Baca Juga: Tak Disangka-sangka, 3 Shio Ini Bakal Banjir Duit di Akhir Bulan
"Semua tindakan penanganan luka gigitan ular yang dilakukan oleh kedua rumah sakit sudah dilakukan sesuai dengan prosedur. Pemberian serum anti-bisa ular harus dilakukan sesuai indikasi dan standar operasional prosedur (SOP)," kata Yuli kepada wartawan, Jumat (3/7).
Diketahui terduga pelaku intimidasi yang merupakan Anggota DPRD TTU sempat memaksa meminta dr. Icha segera memberikan serum anti-bisa kepada pasien.
Yuli menjelaskan, serum anti-bisa ular tidak dapat diberikan kepada seluruh pasien yang mengalami gigitan ular secara otomatis. Dokter harus terlebih dahulu menilai kondisi pasien berdasarkan kriteria medis yang telah ditetapkan.
"Penggunaan yang tidak sesuai justru dapat membahayakan keselamatan pasien. Jadi tidak semua orang yang digigit ular langsung diberikan serum anti-bisa ular karena ada indikasi medis yang harus dipenuhi," jelasnya.

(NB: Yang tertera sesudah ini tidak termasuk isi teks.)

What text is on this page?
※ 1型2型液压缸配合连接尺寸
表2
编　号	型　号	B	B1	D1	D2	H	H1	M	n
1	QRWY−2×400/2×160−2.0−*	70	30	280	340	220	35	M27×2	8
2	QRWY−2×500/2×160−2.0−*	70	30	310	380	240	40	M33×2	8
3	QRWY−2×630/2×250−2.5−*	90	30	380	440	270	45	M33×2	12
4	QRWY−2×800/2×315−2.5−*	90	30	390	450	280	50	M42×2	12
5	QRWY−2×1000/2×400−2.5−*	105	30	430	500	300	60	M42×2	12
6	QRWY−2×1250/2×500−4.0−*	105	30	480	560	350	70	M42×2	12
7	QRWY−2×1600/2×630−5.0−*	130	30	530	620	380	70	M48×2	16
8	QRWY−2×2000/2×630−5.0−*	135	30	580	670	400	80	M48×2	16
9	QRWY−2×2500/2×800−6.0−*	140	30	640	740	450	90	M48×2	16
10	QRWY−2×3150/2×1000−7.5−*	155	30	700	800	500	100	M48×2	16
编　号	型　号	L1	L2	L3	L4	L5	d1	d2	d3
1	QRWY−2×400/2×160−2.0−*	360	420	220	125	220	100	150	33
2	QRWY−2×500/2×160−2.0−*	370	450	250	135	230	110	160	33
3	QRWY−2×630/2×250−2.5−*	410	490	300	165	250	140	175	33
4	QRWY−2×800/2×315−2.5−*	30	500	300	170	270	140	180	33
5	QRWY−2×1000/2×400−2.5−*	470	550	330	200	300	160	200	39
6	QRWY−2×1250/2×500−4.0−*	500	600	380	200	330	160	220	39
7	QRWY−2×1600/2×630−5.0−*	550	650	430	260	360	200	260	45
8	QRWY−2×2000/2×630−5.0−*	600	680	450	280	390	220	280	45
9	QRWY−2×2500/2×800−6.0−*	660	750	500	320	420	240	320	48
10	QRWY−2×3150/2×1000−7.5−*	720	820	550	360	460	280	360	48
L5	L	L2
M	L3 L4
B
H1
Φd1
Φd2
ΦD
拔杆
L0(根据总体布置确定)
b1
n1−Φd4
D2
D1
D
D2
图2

Selain memastikan pelayanan medis telah sesuai SOP, Kemenkes juga menemukan persoalan lain dalam hasil investigasi, yakni lemahnya koordinasi antara fasilitas pelayanan kesehatan, dinas kesehatan, dan pemerintah daerah dalam memberikan perlindungan kepada tenaga medis.
Menurut Yuli, sistem koordinasi di daerah tidak berjalan optimal ketika tenaga kesehatan membutuhkan perlindungan dan intervensi dari pemangku kepentingan.
"Kami melihat koordinasi tidak berjalan antara fasilitas kesehatan, dinas kesehatan, dan pemerintah daerah dalam pengawasan serta perlindungan tenaga medis dan tenaga kesehatan. Ada gap yang sangat besar dan ini menjadi hal yang harus diperbaiki ke depan," tegasnya.
Sebelumnya, Kapolres Timor Tengah Utara AKBP Eliana Papote menyatakan akan memanggil tiga anggota DPRD Kabupaten TTU untuk dimintai klarifikasi terkait dugaan intimidasi terhadap dr. Icha sebelum meninggal dunia.
Ketiga legislator tersebut yakni Veronika Lake dari PDIP, Norbertus Bani dari PKB, dan Thrensius Lazakar dari Partai Golkar.